When the union asked for access to the factory on short notice, they were turned down. Management wanted at least a week’s notice. The arbitrator felt that the short notice was not unreasonable, but under the circumstances (there were no management personnel available to supervise the visit), the request could legitimately be refused.
When a union representative’s request to visit the plant was put off until the following week, the union grieved. The union characterized the employer’s denial of its request for access as a violation of the collective agreement.
The union concluded its first collective agreement with the employer in 2008. The employer was a food manufacturer operating out of a number of locations.
Health and safety and ensuring the integrity and security of its food manufacturing processes were abiding concerns of the employer.
The employer strictly monitored and controlled access to its premises.
The employer maintained a “Visitor and Contractor” policy for visitors to its manufacturing facilities. All visitors were required to sign in and out. All visitors required a company escort and all visitors entering the plant were required to wear hair and beard restraints, lab coats and badges.
At about 3:30 pm on March 10, 2011 the union representative e-mailed the company’s Human Resources manager to request access to the plant at 6 pm to conduct some business.

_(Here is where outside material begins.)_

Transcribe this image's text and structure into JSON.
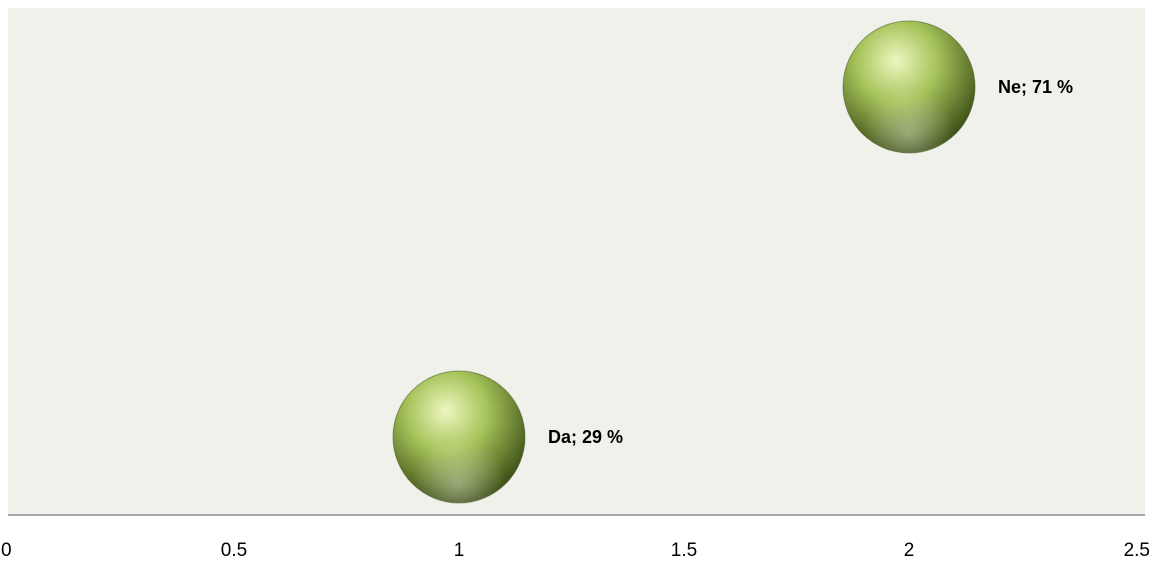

However, the manager was unable to reach the company president to get the required authorization. The manager was also unable to reach the plant supervisor.
Request could not be accommodated
However, in her reply to the union representative, the manager simply said that the company was unable to accommodate the union’s request on “such short notice,” but that a visit could be arranged for the next business/production day. She said that the employer’s normal practice was to require one to two weeks’ notice in advance of a proposed plant visit.
The union grieved. The parties bypassed grievance procedures and took the complaint straight to arbitration.
The union claimed that its request for access to the workplace fell within the specifications of the collective agreement: The union sought permission from the “designate” to get access to the plant in order to “administer the collective agreement.”
For the employer to give no reason for its refusal to grant access was unreasonable, as was its insistence on one to two weeks’ notice, the union said. The collective agreement referenced no such time frames with respect to notice.
Legitimate business reason for denial
The employer said it had legitimate business reasons to do deny the request. Proper authorization could not be secured on such short notice and no management person was available to escort the union representative according to the requirements of the company’s “Visitor and Contractor” policy. Moreover, the company did not make a blanket denial but offered to grant access on the next production day.
The grievance was dismissed.
The employer did not violate the collective agreement, the Arbitrator said. “[The manager] was faced with circumstances which led her to reasonably conclude that a management representative would not be on site to grant access and escort the [union representative] and otherwise monitor her access and ensure her visit adhered to the Visitor and Contractor Policy. I consider it reasonable to require that a member of management be present on the premises before access to the Union Representative will be granted.”
Short notice not inherently unreasonable
However, the union’s request to gain access to the plant on short notice was not inherently unreasonable, the Arbitrator said. There was no evidence of past practice or language in the collective agreement to support the employer’s contention that one to two weeks’ notice was appropriate or required. The language of the collective agreement suggested that appropriate notice was more likely measured in hours and days, not weeks, the Arbitrator said.
“Preferably at least 24 hours’ notice should be provided. Where less than 24 hours’ notice is provided the Union runs the risk that its request can’t be accommodated for bona fide business reasons … and that the Employer’s denial will be viewed as reasonable.”
That was what happened in this case, the Arbitrator said.
“In this case the reason for the dismissal of the grievance is not because the request was made on short notice. The grievance has been dismissed because the short notice meant that the Employer was faced with legitimate business reasons which prevented it from accommodating the request. That is to say, short notice in and of itself is not sufficient reason for the Employer to refuse an access request, particularly where the only collective agreement requirement is that the Union Representative ‘calls ahead.’ ”
Commenting on the “growing pains” associated with developing a new bargaining relationship, the Arbitrator encouraged the parties to consider the labour relations implications of their actions and to attempt better communications in order to avoid such misunderstandings.
“I recognize that this is a first collective agreement and that there may be ‘growing pains.’ It is apparent, however, that better, more direct communications between the parties during the relevant time might have obviated the need to embark on costly, time consuming litigation.”
Reference: WHL Management Limited Partnership and United Food and Commercial Workers Canada, Local 175. Louisa M. Davie — Sole Arbitrator. Natalie Wiley for the Union and Mark Mendl for the Employer. May 9, 2011. 16 pp.